What about the market? I think it should be stated in very clear terms that in this case, the market and respect for the rules of economy on which our social system is based have nothing to do with it. We have only one seller (the patent company) and one buyer (the State or insurance companies in the USA). The sellers are perfectly aware that the price does not depend, as forseen by market rules, on the patient's spending power, but on the will of the State. A virtual price is constructed, (in the sense that it does not correspond even remotely to the cost of development, production and marketing of the drug), taking advantage of both the "blackmail" constituted from the severity of the disease and the possibilities of expenditure of the welfare system.

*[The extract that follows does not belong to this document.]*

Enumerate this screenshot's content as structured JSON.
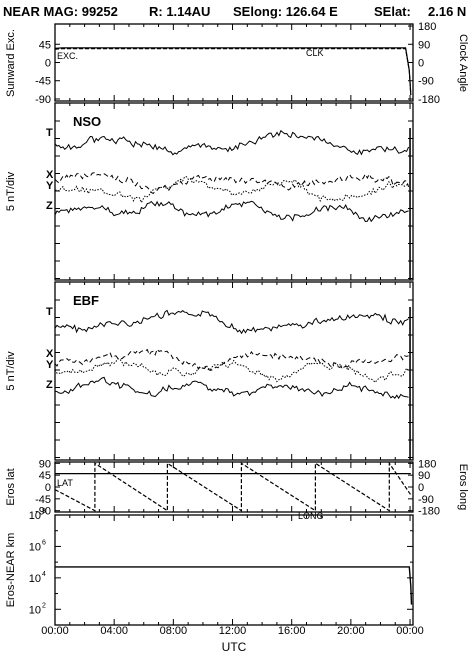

Take for example the case of anti-hepatitis C drugs, one of the cases which inspired the motion. If the company were actually to operate on the market, selling directly to patients, it would have had to envisage a far lower price. How many people would have ever been able to pay €80,000, €50,000 or even just €30,000? And, by extension, what profits would the company ever gain at such a price? The "virtual" price is due to exploitation of a dominant position and the security of being able to leverage "non-market" spending capacity. Enterprise gains: unimaginable sums. The State saves, in a way, if we consider the cost of a liver transplant. Only citizens lose out, seeing as their right to health is harmed twice. The first time because such a high price imposes unavoidable restrictions on drug distribution (the problem being the subject of the motion). And a second time because they can not directly arrange to purchase the drug, as would happen if we were actually in a situation governed by market rules.

[1] The National Committee for Bioethics has already dealt with the cost of medicines in other opinions: Secrecy in drug regulatory system procedures (2010); Pharmacological trials in developing countries (2011); Orphan drugs for persons affected by rare diseases (2011); On the communication of the National Health System to patients on the costs of health services (2012).

[2] It is on this line that, the conditions that led the Constitutional Court to declare the unconstitutionality of prohibiting the patentability of drugs, (Sent 20, 1978) were overturned. In Italy, as regards the classification system and therefore the marketing of medicines, it should be considered that the system regulating drug prices results from a stratification of norms which have taken place between 1994 and today.

[3] Private economic initiative "may not be conducted in conflict with social usefulness or in a manner that could damage safety, liberty and human dignity" (Art. 41). "Private property is recognized and guaranteed by law, which prescribes the conditions for acquisition, enjoyment and limits in order to ensure its social function" (art. 42). Art. 43 of the Constitution provides: "[a] For purposes of general utility the law can originally reserve or transfer, by means of expropriation and compensation, to the State, to public entities or to workers communities or users, specific enterprises or categories of enterprises, related to essential public services or energy sources or to monopoly situations , which provide an overriding general interest."

[4] V.J. Wirtz, H.V. Hogerzeil, A.L. Gray, M. Bigdeli, C.P. De Joncheere, M.A. Ewen et al., Essential Drugs for Universal Health Coverage, in "Lancet", 2017, 389 (10067), pp. 403-476.

[5] Written in the summer of 1945, but published on the Times Literary Supplement of September 15, 1945, the Italian translation can be read in Romanzi e racconti,, Mondadori, Milano 2000, pp. 1451-52.